Hamilton Hindin Greene investment adviser Jeremy Sullivan said it was a “nothing to see here” response from Fletcher.

“It’s going to be a drawn-out legal process, which is expensive and uncertain,” he said. “SkyCity has potentially got more to gain out of it than Fletcher, but it’s the last thing Fletcher needs right now, especially after everything that’s happened in WA.”

Fletcher last year settled a legal dispute involving its unit, Iplex Pipelines, which may involve it setting aside A$155 million (NZ$166m) to address plumbing failures in Western Australia.

“SkyCity appears to be escalating legal pressure after years of cost and reputational burden, while Fletcher is balancing delivery with containment of legacy risk,” Sullivan said.

“Investors in both firms should expect prolonged legal proceedings, though operational milestones in 2025–2026 may help shift the market’s focus back to post-completion recovery and earnings delivery," he said.

Fletcher closed down 8c or 2.5% at $3.07 while Sky City dropped 1c to 94c.

Ryman gains

Out-of-favour retirement village firm Ryman Healthcare gained some ground, ending at $2.27, up 8c or 4.3%.

“We’ve seen a nice bounce in Ryman today, and utilities are up as well, so with the prospect of lower interest rates, the yield-sensitive stocks are doing all right,” Sullivan said

Fisher & Paykel Healthcare, the market’s largest stock, was influenced by weakness on Wall Street, ending 57c or 1.5% down at $36.50.

Tesla drops again

Tesla's 14% drop once again highlighted the general state of uncertainty on the world’s biggest stock market.

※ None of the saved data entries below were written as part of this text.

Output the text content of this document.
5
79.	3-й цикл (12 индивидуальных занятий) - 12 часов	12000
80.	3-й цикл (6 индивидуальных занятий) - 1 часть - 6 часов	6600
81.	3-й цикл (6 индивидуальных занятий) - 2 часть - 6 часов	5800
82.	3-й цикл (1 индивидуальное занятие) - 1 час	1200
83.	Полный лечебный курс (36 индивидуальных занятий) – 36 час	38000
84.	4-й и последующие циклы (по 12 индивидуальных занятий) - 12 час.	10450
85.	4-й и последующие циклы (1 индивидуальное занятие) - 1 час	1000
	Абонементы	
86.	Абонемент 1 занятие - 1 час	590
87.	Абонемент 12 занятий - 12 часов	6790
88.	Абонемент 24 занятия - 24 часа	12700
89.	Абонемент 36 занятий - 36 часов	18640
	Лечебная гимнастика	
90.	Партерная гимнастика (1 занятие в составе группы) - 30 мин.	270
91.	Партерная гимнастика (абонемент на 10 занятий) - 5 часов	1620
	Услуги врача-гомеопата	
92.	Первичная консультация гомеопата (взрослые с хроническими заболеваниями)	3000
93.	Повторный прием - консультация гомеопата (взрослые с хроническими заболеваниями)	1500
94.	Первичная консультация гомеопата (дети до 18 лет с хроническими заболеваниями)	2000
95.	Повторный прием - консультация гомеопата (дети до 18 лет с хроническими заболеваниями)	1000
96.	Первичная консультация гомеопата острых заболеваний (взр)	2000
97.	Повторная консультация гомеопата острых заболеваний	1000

“We do tend to follow in their general direction, and certainly our largest listed stock, Fisher & Paykel Healthcare, has done just that.”

Sullivan said real estate stocks were making a comeback.

“The disconnect between their share prices and NTA looks attractive for investors when looking at their fundamentals,” he said. “But there is a local theme starting to play out, which is a recovery and in our economy, thanks to lower interest rates, that helps on two fronts and primarily through the interest rates in the stocks, the gentailers and listed property stocks.”

The Warehouse Group (down 2c at 94c) is to be removed from the S&P/NZX 50 Index and the S&P/NZX 50 Portfolio Index as part of a quarterly rebalancing.

Briscoes Group (up 7c at $4.92) will take its place. The change will take effect before the market opens on June 23.